JAPANESE SCREWBALL
WELCOME BACK, MR. McDONALD
Written and Directed by Koki Mitani
With Masahiko Nishimura, Toshiaki Karasawa
The Screen NR Subtitles 103 min
Welcome Back Mr. McDonald is flat-out hilarious. On the surface it's a screwball comedy about a live Tokyo radio drama that comes unraveled. On the next level it's about making movies, about show business, about the unlimited potential for disaster in a collaborative medium which gives sanctuary to Godzilla-sized egos. And moving along to another level, it's about contemporary Japanese society with its pressures to Westernize and its pressures to maintain tradition. You can worry about all those levels on your own time, but first, you'll just have to sit there and laugh.
A young housewife (Kyoka Suzuki) has won a contest (she was the lone entrant) with her script for an original radio play, a soapy romance called "The Woman of Destiny". The dress rehearsal goes smoothly, but shortly before airtime the lead actress (Keiko Toda) declares herself uncomfortable with her character's name and demands that it be changed. It seems a fairly harmless bit of temperament. But it's the first stone that starts the avalanche.
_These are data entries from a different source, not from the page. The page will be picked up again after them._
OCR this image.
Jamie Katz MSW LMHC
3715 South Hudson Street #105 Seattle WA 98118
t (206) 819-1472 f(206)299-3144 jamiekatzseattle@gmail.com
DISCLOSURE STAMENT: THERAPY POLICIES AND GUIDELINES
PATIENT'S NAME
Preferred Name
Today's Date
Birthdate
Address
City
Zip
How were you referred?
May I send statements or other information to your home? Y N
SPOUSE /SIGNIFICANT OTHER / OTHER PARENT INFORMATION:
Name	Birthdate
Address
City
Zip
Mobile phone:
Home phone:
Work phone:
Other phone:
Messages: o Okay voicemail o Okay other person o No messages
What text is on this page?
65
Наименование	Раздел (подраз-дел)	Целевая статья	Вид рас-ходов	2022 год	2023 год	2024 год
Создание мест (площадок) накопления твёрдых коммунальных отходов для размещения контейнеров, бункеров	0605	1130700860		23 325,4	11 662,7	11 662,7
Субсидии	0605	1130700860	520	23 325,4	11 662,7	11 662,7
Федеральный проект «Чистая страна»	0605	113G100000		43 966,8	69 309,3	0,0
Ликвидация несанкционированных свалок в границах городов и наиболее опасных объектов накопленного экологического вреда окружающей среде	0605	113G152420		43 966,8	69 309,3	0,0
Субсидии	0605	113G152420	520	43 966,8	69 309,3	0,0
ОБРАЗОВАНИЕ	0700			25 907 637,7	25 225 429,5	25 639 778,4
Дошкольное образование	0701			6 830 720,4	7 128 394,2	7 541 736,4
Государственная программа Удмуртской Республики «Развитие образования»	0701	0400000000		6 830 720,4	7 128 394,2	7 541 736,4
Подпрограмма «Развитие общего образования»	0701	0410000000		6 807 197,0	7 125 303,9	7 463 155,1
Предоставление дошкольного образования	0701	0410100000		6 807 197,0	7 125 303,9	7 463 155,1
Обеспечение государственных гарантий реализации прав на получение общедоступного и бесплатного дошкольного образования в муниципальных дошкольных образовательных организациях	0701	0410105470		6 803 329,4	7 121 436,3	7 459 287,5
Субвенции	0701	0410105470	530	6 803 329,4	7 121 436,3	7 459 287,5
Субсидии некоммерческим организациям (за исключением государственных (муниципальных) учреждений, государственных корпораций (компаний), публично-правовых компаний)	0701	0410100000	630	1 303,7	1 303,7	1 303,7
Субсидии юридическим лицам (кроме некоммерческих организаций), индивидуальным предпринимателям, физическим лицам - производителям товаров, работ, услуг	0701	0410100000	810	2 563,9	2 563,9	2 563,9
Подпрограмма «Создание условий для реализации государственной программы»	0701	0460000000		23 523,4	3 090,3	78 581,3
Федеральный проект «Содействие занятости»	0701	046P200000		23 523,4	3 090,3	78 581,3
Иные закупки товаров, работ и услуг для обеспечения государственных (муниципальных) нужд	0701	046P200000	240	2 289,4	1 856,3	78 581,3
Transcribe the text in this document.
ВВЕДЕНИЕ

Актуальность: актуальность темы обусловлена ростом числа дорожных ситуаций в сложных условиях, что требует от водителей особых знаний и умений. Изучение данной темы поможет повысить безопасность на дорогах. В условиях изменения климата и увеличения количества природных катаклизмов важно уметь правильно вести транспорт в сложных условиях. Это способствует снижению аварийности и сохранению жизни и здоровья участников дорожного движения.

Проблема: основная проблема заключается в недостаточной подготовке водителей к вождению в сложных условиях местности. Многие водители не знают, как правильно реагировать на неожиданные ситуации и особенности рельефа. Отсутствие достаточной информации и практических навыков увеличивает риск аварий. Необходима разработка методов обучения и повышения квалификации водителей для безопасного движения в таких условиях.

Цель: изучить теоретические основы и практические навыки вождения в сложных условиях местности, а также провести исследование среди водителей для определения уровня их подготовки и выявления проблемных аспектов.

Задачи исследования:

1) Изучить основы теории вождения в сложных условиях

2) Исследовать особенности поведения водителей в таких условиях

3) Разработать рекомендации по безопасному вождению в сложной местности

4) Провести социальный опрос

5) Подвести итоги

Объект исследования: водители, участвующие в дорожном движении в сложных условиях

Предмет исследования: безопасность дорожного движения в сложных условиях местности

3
I won't even tell you what name she settles on, or try to walk you through the frenetic plot developments that careen with the speed and unpredictability of electrons zipping off the walls of an atom. But once the harried producer (Masahiko Nishimura) has opened the door by agreeing to the name change, there's no kicking it shut again. Each change requires another, in geometric progression, until chaos reigns during the live broadcast.
This is one of the most delicious showbiz send-ups since Soapdish and Broadcast News. It may not have the character development of those classics, but it's got the freshness and the madcap pace, and it shines with both derision and affection for the medium it lampoons. It's a first film by writer-director Koki Mitani, who was the founder of an alternative theater company called The Tokyo Sunshine Boys. He adapted his own stage farce to the screen, and although the action is largely confined to the innards of a radio studio, it never feels constricted.
Screwball comedy has pretty much gone the way of the running board and the vinyl record. The modern substitute is gross-out humor, a form that puts a low premium on wit and a high value on bodily sounds and fluids. Welcome Back, Mr. McDonald harkens back to a comedy style that provoked a wonderfully satisfying laughter. Welcome back, indeed.